SANTA ANA, Calif.—This state has a reputation for experimentation. It often leads the United States in adopting practices that profoundly change the country’s approach to public policy. It is also a national leader in restorative-justice practices, thanks to its numerous specialty courts, where offenders avoid prison time and earn second chances if they commit to an intensive rehabilitation program. I recently spent a week at the Orange County Community Court, which houses multiple specialty courts. The concentration of talent, good will, and grit embodied by the people who work here is impressive. But it’s not clear that this resource-heavy, intensely hands-on approach would be easily replicable elsewhere.
“The idea is for everyone to get together to try to figure out the best way to keep people from coming back,” said the presiding judge, Joe Perez. “We try to provide them with the treatment that is needed, and the structure that is needed, because many of them have had no structure.” Many of the people who come before Perez have previously committed misdemeanors, or sometimes felonies, and have often experienced trauma or substance abuse.
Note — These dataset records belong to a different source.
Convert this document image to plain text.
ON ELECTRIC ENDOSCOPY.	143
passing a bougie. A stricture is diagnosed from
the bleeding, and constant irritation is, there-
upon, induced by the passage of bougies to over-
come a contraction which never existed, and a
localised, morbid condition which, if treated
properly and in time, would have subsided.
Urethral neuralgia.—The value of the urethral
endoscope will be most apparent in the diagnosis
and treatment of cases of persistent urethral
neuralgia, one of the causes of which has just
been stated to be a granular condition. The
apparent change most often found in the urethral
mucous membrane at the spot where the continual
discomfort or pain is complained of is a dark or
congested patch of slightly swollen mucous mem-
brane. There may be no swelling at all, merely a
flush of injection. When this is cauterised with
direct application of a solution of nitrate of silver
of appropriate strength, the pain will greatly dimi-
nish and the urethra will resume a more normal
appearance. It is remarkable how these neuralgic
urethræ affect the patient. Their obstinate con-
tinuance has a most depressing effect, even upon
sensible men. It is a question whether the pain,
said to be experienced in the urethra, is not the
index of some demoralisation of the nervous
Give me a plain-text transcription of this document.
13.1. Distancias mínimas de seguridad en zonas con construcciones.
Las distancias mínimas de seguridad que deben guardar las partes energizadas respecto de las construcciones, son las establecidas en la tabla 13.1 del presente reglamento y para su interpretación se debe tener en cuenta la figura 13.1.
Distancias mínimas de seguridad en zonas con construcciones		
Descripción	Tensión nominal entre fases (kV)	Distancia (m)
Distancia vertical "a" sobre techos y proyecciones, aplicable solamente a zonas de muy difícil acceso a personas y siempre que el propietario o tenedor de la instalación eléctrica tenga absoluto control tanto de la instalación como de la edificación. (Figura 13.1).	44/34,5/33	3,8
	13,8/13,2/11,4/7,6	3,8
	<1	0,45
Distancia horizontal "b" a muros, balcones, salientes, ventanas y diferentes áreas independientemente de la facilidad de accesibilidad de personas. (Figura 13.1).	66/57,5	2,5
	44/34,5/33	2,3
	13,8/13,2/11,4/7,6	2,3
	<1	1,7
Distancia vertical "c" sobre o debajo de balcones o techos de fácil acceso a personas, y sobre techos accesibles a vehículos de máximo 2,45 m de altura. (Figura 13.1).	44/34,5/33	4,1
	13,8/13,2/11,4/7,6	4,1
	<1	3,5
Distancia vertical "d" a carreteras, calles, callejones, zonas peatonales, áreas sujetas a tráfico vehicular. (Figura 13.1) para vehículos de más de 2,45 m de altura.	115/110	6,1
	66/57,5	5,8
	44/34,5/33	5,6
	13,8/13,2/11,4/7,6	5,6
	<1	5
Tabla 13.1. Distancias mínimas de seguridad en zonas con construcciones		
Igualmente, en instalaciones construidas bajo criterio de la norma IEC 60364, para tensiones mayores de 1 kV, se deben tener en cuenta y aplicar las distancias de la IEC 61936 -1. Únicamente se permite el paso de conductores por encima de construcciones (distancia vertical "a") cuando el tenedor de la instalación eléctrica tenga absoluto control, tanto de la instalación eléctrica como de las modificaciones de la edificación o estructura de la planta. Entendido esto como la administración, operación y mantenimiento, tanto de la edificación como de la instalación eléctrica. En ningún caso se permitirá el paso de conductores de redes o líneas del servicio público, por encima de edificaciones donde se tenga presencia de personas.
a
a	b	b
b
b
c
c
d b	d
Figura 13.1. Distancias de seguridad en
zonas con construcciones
The first type of specialty, or problem-solving, courts to emerge and gain popularity were drug courts for offenders arrested for drug use and mostly low-level crimes. After that, veteran-treatment courts began to redirect former servicemen and women who ended up in custody—largely due to mental-health and substance-abuse issues—toward services for which they already qualified through the Veteran Benefits Administration. From there, new courts began focusing on juveniles, the homeless, DUIs, domestic-violence cases, and multiple other specialties, based on the needs of the locality.